EU states agree to ESA proposal

Oct 12, 2009 13:38 GMT  ·  By

The European Space Agency's (ESA) flagship mission to the Red Planet, the ExoMars rover, has been delayed to 2018, after delegates from EU members states agreed to the proposition the space agency made. The 2016 launch window, for which ExoMars was originally planned, would be taken up by an orbiter and a small, static lander instead, the agency revealed. The reason for the delay is that the Europeans are pushing towards fitting the alloted budget for the mission and also for introducing as many scientific pieces of equipment as possible into the rover, the BBC News reports.

The current budget for the ExoMars mission – as established last November by a triennial ministerial meeting – is of 850 million euros, a sum that is simply insufficient to cover all the expenses associated with integrating that much new technology aboard a single, small, car-sized machine. Because of this, the agency agreed to team up with NASA in the future, to explore the Red Planet. Jointly, the two agencies decided that the costs of individual exploring craft on Mars were simply too high, and that a teamed approach was the best solution. The collaboration would start in 2016, they recently announced.

“The council was pretty good. The two-mission scenario is accepted by all and the long-term cooperation with the US is welcomed. For ExoMars, we have got an agreed technical basis that should work for everybody. For me, resource is now the fundamental issue,” ESA Director of Science and Robotics, Professor David Southwood told the British news agency. The issue now is that member states will most likely not want the total price tag on ExoMars to be above one billion euros, which raises concerns about the replacement mission, scheduled for 2016.

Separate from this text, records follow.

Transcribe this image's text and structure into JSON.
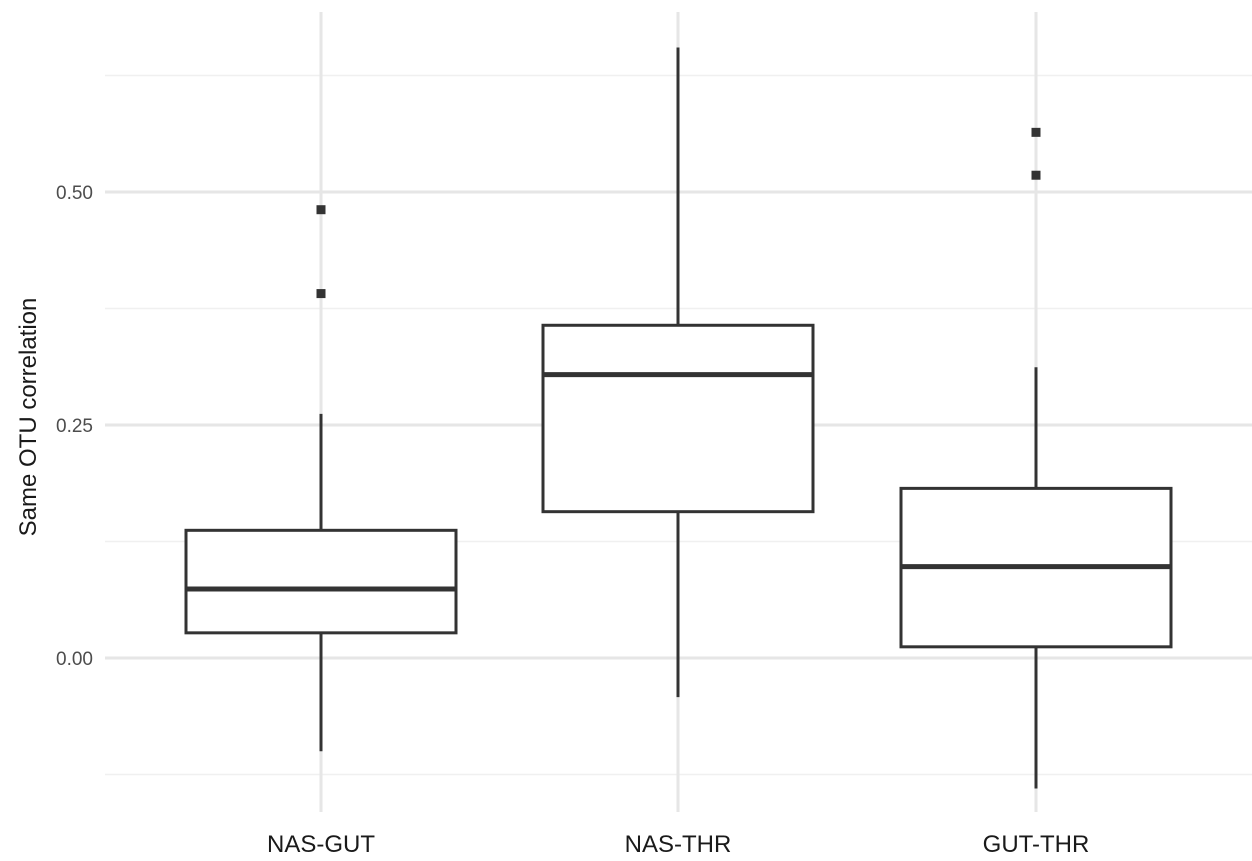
{
  "chart_data": {
    "type": "boxplot",
    "title": "",
    "xlabel": "",
    "ylabel": "Same OTU correlation",
    "ylim": [
      -0.16,
      0.69
    ],
    "y_ticks": [
      0.0,
      0.25,
      0.5
    ],
    "y_tick_labels": [
      "0.00",
      "0.25",
      "0.50"
    ],
    "y_minor_ticks": [
      -0.125,
      0.125,
      0.375,
      0.625
    ],
    "grid": true,
    "categories": [
      "NAS-GUT",
      "NAS-THR",
      "GUT-THR"
    ],
    "boxes": [
      {
        "category": "NAS-GUT",
        "whisker_low": -0.1,
        "q1": 0.027,
        "median": 0.074,
        "q3": 0.137,
        "whisker_high": 0.262,
        "outliers": [
          0.481,
          0.391
        ]
      },
      {
        "category": "NAS-THR",
        "whisker_low": -0.042,
        "q1": 0.157,
        "median": 0.304,
        "q3": 0.357,
        "whisker_high": 0.655,
        "outliers": []
      },
      {
        "category": "GUT-THR",
        "whisker_low": -0.14,
        "q1": 0.012,
        "median": 0.098,
        "q3": 0.182,
        "whisker_high": 0.312,
        "outliers": [
          0.564,
          0.518
        ]
      }
    ]
  }
}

The 2016 mission is not terribly important in itself, but the Europeans want to send scientific instruments to the surface of the Red Planet in order to gain valuable information about entry, descent and landing technologies, which they now desperately lack. NASA has this type of knowledge, having already sent numerous rovers, landers, and orbiters to Mars. The rover that was envisioned for launch in 2016 would most likely be very small and short-lived, ESA officials said, because the mass margin that would remain after the orbiter was launched would not allow for a larger machine to be sent to the planet.